Above: Pantheon Macroeconomics graph showing estimated impact of school closures on labour supply.
The government recently accelerated efforts to reopen the economy but has met pushback from teachers and unions who've forced ministers into a u-turn on earlier plans to have all primary school children return before the usual summer holiday. Education Secretary Gavin Williamson abandoned the plans after only half of children already required to return actually turned up. Concerns over safety, the provision of personal-protective-equipment, testing and uncertainty about how the disease effects children and elders have been widely cited.

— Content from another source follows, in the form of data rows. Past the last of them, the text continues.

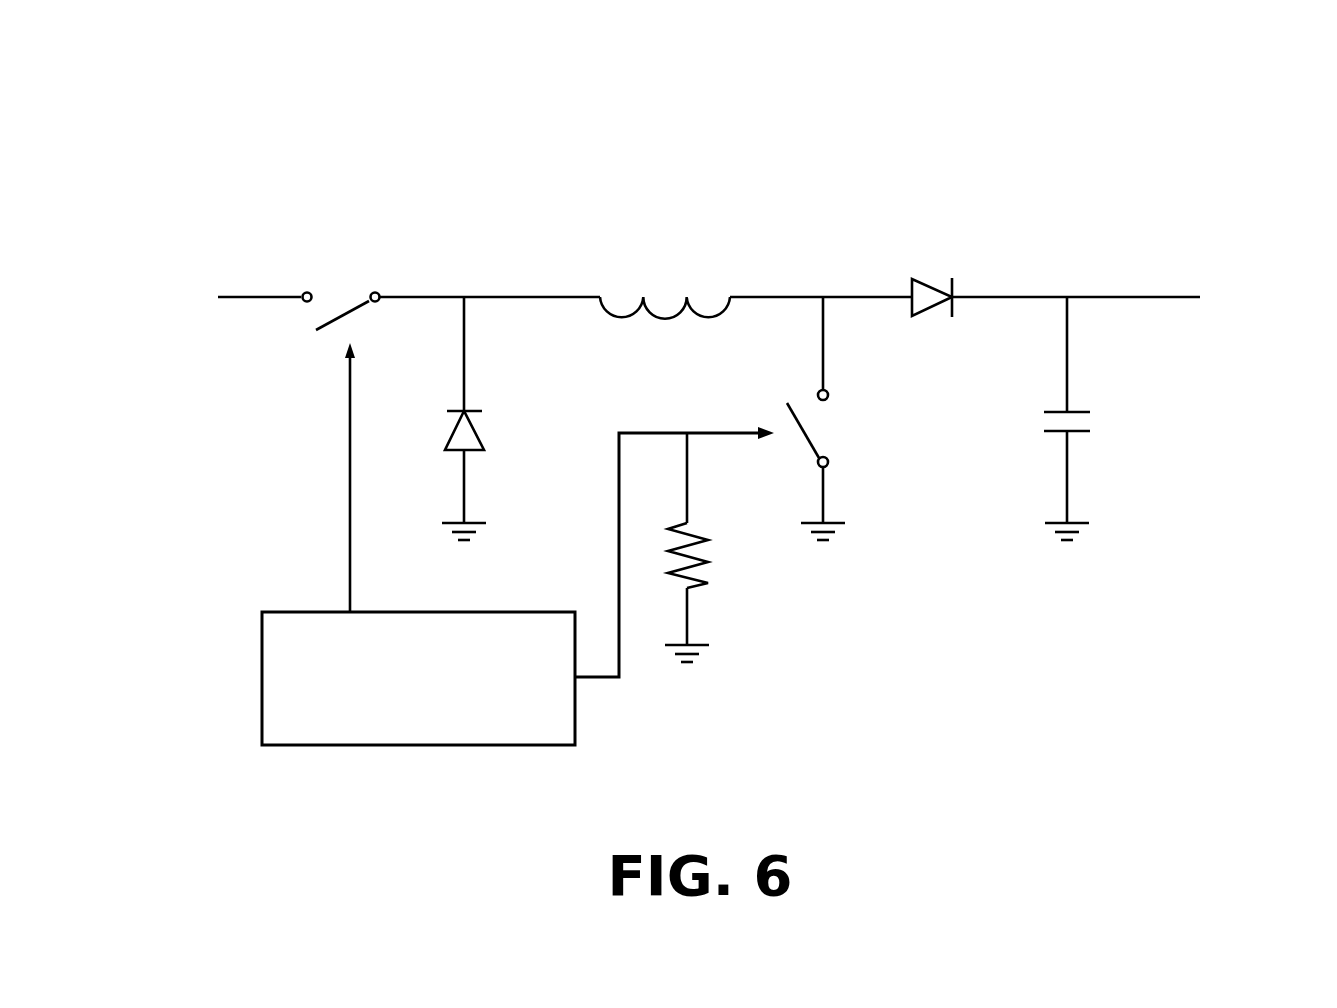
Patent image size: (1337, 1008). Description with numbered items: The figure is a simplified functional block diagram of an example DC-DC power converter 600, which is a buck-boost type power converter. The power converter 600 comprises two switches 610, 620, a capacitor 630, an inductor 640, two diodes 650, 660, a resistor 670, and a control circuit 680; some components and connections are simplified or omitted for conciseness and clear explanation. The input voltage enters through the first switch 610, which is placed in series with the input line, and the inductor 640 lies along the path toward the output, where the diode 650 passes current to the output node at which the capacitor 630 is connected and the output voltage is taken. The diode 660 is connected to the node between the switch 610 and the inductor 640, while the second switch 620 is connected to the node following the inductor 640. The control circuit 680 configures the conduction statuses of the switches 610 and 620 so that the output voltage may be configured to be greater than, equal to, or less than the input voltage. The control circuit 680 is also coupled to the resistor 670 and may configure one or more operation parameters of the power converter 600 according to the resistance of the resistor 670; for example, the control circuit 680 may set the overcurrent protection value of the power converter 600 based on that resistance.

The DC-DC power converter 600 is at (1213, 119).
The switch 610 is at (382, 277).
The switch 620 is at (863, 433).
The capacitor 630 is at (1120, 420).
The inductor 640 is at (676, 286).
The diode 650 is at (948, 261).
The diode 660 is at (520, 430).
The resistor 670 is at (743, 568).
The control circuit 680 is at (230, 636).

Government says that supposedly non-essential retailers will be able to reopen from June 15 but has not updated earlier guidance that pubs and restaurants will have to remain closed until at least July 04. The pub trade produces turnover in excess of 1% of GDP per year and is responsible for almost half a million jobs so any protracted closure could necessitate continued high furlough costs.
"The UK’s public finances are in their worst position since the aftermath of the Second World War. The deficit is likely to surge to close to £330bn this year, more than five times that seen in 2019/20 and around 17% of GDP. And the government debt to GDP ratio looks set to rise from around 93% in 2019/20 to about 105% in the 2020/21 financial year," says Ruth Gregory, a senior economist at Capital Economics. "If anything, these fiscal projections may prove to be too low. They make no allowance for any major new discretionary measures in the summer or autumn as the government moves away from crisis mode and towards promoting the economic recovery. And they could be worse still if the economy is weaker that we expect. So there will be a significant step up in the government’s debt burden."